Step 10: Assemble Your One-Page Plan
Now put everything together into a rough one-page draft. Use this template and fill in your own answers in a doc or notebook.
- App & Audience
- App name:
- Target users:
- Main Goal (Next 4–8 Weeks)
- Choose one: installs / activation / retention
- Describe it: "Improve [metric] from [current] to [target]."
- Focus Channels (Next 4–8 Weeks)
- Channel 1:
- Channel 2:
- Channel 3 (optional):
- Weekly Routine
- Create on:
- Promote on:
- Measure & Iterate on:
- Experiments (First 2–3)
- Experiment 1 hypothesis:
- Experiment 2 hypothesis:
- Experiment 3 hypothesis:
- Key Metrics to Track Weekly
- Store views: yes/no
- Installs: yes/no
- Activation event: yes/no (define the event)
- Retention (day 1 or day 7): yes/no
Once you have this written, you have your first launch and growth plan.
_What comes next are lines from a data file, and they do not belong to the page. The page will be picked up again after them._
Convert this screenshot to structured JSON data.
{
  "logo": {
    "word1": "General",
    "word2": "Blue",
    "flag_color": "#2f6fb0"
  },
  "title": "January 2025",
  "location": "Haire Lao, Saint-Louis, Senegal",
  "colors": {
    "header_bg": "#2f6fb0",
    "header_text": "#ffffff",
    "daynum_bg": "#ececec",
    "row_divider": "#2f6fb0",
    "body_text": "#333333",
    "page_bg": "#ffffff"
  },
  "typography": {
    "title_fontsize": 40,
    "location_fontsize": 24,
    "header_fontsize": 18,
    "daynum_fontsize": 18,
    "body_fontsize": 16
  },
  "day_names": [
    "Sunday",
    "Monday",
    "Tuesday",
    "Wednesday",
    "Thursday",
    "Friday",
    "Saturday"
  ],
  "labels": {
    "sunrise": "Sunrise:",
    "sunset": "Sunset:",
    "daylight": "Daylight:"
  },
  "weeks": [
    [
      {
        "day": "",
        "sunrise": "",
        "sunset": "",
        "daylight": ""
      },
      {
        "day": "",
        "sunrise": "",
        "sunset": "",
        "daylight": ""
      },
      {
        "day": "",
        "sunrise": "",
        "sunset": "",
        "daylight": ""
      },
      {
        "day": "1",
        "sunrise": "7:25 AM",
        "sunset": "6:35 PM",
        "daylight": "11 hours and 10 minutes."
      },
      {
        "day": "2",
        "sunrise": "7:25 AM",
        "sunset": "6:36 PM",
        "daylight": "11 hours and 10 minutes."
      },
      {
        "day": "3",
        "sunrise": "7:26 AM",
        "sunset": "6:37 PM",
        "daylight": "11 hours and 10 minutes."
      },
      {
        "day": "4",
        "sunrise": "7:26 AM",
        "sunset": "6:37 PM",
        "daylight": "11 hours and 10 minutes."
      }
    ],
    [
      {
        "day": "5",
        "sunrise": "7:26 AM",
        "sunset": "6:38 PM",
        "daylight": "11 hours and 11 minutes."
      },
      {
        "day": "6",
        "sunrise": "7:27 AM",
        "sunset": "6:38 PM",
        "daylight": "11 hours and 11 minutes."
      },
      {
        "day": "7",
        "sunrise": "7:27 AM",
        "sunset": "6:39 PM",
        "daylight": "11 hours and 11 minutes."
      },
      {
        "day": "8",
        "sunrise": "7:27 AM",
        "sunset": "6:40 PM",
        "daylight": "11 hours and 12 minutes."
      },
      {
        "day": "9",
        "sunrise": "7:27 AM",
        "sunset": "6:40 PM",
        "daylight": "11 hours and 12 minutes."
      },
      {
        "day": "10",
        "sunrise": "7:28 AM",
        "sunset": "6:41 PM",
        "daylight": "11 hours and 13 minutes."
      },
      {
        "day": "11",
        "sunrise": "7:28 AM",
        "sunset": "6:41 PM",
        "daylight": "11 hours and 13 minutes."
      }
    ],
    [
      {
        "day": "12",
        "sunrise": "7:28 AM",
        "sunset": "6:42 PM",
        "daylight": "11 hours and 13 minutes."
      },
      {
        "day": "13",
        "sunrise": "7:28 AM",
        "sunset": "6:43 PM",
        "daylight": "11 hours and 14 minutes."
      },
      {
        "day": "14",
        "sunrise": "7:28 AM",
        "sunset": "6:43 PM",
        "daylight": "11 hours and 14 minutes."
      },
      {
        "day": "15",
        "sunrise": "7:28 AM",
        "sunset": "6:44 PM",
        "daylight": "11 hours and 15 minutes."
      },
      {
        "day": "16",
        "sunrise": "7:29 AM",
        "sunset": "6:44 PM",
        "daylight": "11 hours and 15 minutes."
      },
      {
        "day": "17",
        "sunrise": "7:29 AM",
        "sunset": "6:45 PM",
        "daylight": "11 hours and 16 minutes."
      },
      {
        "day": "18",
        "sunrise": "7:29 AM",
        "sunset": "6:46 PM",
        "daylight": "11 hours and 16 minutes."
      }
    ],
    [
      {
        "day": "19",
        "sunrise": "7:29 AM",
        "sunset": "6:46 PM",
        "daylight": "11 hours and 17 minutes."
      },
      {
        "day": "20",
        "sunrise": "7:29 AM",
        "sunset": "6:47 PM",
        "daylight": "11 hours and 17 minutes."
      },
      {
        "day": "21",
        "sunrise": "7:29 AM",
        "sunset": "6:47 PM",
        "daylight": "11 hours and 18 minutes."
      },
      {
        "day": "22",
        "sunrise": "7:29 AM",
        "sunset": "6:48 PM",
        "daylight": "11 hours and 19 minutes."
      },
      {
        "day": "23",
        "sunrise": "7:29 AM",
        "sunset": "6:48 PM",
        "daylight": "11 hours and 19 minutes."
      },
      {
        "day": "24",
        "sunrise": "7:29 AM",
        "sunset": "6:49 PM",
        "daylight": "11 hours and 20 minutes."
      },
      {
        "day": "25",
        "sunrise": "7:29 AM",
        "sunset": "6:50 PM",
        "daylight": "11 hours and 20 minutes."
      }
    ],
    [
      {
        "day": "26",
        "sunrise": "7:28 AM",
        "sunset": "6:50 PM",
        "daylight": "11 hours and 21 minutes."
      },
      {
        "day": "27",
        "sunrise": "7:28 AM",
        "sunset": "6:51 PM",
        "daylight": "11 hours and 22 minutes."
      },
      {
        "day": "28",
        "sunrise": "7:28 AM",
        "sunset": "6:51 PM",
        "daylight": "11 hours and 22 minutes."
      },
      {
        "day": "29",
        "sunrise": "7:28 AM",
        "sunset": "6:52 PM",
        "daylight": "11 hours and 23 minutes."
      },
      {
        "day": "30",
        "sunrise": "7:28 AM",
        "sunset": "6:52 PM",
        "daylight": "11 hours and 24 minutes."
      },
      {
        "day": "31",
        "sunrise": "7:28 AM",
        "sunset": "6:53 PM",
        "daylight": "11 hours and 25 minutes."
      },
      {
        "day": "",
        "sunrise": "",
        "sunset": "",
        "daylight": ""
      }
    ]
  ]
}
You can refine it as you learn, but you now have a clear system to follow each week.
Key Terms
- Channel
- A place where you reach potential users, such as TikTok, Instagram, email, app stores, or online communities.
- Retention
- The percentage of users who return to your app after a certain time period (such as day 1, day 7, or day 30).
- Activation
- The first moment when a new user truly experiences the main value of your app (for example, creating a first task or completing a first workout).
- Experiment
- A small, structured test with a clear hypothesis and metric, designed to see whether a specific change improves your results.
- One-page plan
- A short, single-page document that summarizes your strategy, goals, channels, routine, and experiments so it is easy to follow and update.
- Weekly marketing routine
- A repeatable schedule of activities (create, promote, measure, iterate) that you follow every week to grow and learn.
- App Store Optimization (ASO)
- Improving your app store listing (title, keywords, screenshots, description) so more people find and install your app.